Pazar, Kasım 10, 2024

Mevcudu Muhafaza

Milenyum (2000), mevcut yani içinde olunan zamanda hala yaşıyor olanların da tanıklıklarına havi bir geçmiş sayılır. Belirsizlik, bunalım, değişim, düzen gibi sıfatların oldukça fazla gündemde bulunduğu bu dönemde, teknolojik gelişmelerin ön aldığı değişim hem Batı toplumlarını diğer toplumlardan ayırmakta, hem de teknoloji ve kitle iletişim araçlarının başat olduğu yeni bir toplum tipinin oluşmasına neden olmaktadır.

Modern toplumlara özgü olan ve bireylerin gündelik yaşamdaki davranış ve düşüncelerini belirleyen gerçeklik ilkesi son iki yüz yıl süre içerisinde ortaya çıkmıştır. Gerçekliğin, inançlaşmış düşünce yapısı olarak amaçlarını, umutlarını, geleceğe dönük düşlerini yitiren bir toplumun mevcut sistemi (sürdürülebilirlik), düzeni ve yaşamı yeniden üretmekten başka bir seçeneğe sahip olamayacağını, tarihsel gerçekliğin yok olurken ‘sistematiğin’ onun yerine geçtiğini ortaya serer.

Doğal toplumlarda (sonraları ilkel denilen) üretim araçları, üretim ilişkileri, üretim biçimleri, mülkiyet ve sınıf yapıları gibi kavramlar anlamsız iken tüketim toplumunda yaşam, değerlerden yoksun bir hale gelerek, bir nevi metalar üzerinden inşa edilmiş bir yaşama dönüşmüştür. 

İlkellikten kurtularak modern bir görünüme kavuşan başta Avrupa, evrensel niteliklere sahip olan ve manevi anlamda temel ilkesi vermek-almak-çoğuyla iade etmek olan(iaşecilik) tabii simgesel düzeni tersine çevirerek, verdiğini daha çoğuyla geri almak üzerine kurulu yeni bir düzen yaratmıştır.

Kronolojik olarak şekillenen üç aşama;                       

-Rönesans’tan sanayi devrimine “klasik” dönemi oluşturan doğal değer, belirleyen biçim; kopyalama,

-Sanayileşme dönemini oluşturan ticari değer, egemen biçim; üretim

-Kod’un belirlediği güncel evrede ise oluşan yapısal değer biçimi simülasyondur. ( J. Baudrillard)

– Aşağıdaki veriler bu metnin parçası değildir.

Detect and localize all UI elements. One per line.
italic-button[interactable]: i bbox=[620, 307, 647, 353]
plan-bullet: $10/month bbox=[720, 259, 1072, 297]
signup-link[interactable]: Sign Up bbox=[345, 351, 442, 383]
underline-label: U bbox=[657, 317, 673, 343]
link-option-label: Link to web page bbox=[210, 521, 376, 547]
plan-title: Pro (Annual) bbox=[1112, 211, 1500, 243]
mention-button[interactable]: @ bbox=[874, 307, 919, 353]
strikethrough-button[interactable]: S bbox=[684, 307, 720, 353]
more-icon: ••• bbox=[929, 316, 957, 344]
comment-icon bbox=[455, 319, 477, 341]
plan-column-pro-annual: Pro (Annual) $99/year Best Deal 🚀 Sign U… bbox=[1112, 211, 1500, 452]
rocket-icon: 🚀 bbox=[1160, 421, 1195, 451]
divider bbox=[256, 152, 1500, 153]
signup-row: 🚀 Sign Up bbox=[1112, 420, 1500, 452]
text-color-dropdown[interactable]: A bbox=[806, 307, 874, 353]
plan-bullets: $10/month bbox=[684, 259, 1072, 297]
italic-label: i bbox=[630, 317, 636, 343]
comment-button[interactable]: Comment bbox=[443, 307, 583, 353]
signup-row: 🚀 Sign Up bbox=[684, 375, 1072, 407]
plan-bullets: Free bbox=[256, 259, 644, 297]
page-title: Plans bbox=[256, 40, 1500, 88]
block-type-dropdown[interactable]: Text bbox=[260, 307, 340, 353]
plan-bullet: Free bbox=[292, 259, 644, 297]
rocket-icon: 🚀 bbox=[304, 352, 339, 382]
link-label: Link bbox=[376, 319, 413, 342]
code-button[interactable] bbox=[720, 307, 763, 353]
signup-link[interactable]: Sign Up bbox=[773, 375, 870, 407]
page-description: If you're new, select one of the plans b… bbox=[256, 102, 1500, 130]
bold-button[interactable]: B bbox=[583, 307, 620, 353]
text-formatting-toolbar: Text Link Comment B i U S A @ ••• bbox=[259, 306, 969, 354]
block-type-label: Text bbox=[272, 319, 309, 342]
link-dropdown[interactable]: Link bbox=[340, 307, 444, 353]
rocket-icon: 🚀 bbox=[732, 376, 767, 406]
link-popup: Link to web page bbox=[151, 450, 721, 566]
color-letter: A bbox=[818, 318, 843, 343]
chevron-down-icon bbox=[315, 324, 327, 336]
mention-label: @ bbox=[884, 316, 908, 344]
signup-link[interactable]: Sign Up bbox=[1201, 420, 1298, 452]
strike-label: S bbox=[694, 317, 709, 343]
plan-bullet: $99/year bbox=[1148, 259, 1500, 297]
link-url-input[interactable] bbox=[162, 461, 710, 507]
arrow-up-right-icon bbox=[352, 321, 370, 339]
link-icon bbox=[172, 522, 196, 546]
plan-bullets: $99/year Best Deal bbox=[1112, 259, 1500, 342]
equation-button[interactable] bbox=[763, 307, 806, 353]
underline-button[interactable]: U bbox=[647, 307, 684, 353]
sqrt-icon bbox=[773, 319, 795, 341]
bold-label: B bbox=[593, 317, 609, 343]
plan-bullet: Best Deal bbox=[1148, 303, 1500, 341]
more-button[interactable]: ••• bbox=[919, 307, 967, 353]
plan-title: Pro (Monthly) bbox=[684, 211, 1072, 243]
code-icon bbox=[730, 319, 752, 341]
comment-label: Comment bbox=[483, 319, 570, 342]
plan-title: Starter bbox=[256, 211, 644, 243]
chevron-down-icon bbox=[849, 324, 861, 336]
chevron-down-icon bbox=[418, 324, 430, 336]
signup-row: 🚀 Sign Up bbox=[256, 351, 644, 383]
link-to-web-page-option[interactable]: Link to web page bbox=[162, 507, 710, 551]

Süreç içinde doğal akışın münasebetleri etkileyecek düşünce saiklerinden yola çıkılarak “değer” kavramının bireyden kurumsala doğru, devreye rasyonellik vizyonu ile doğuşu homoekonomicus tabiri ile ele alındıkta tam bir paralellik arzeder. Mesela hiç bir maddenin durduğu yerde fiyatı (maliyet) yoktur, tahılın yetiştiği toprak onu kullanandan para istemez. Bu talebi, mülkün maliki ya da hissedar yaratır. Maliyet ise; madde ürüne dönüştürülürken kullanılan üretim faktörlerine ödenen fiyatların (bedel) toplamıdır.          

İnsanoğlu yaşamanın diyetini kendi yaratıcılığının aksine maliyet hesaplarının kurumsal insafına rehin etmiştir. Daha da ilerisi değişimleri,‘orjinali olmayan kopyanın kopyası’ dairesine sokmuştur.

“İnsan zihni, ChatGBT ve benzeri gibi bir konuşmaya veya bilimsel bir soruya en makul cevabı elde etmek için yüzlerce terabyte verinin açgözlü bir istatistik makinesi değildir, aksine insan zihni sınırlı miktarda bilgi ile çalışan şaşırtıcı derecede verimli ve zarif bir sistemdir”. (N. Chomsky)

Ayrıca insan zihni, verilerden kaynaklanan bağlantılara zarar vermeye değil, açıklamalar üretmeye çalışan bir yapıya sahiptir ki bu da onu yaratıcılığının ve telif haklarının sahibi kılıp muarızlarından muhafaza eder. Yine de küreselleşme ile hız kazanan ve tüketim toplumu olarak adlandırılan bu toplum gerçek ihtiyaçlarla sahtesinin ayrımının yapılamadığı yapay bir toplum olma tehlikesi ile karşı karşıyadır.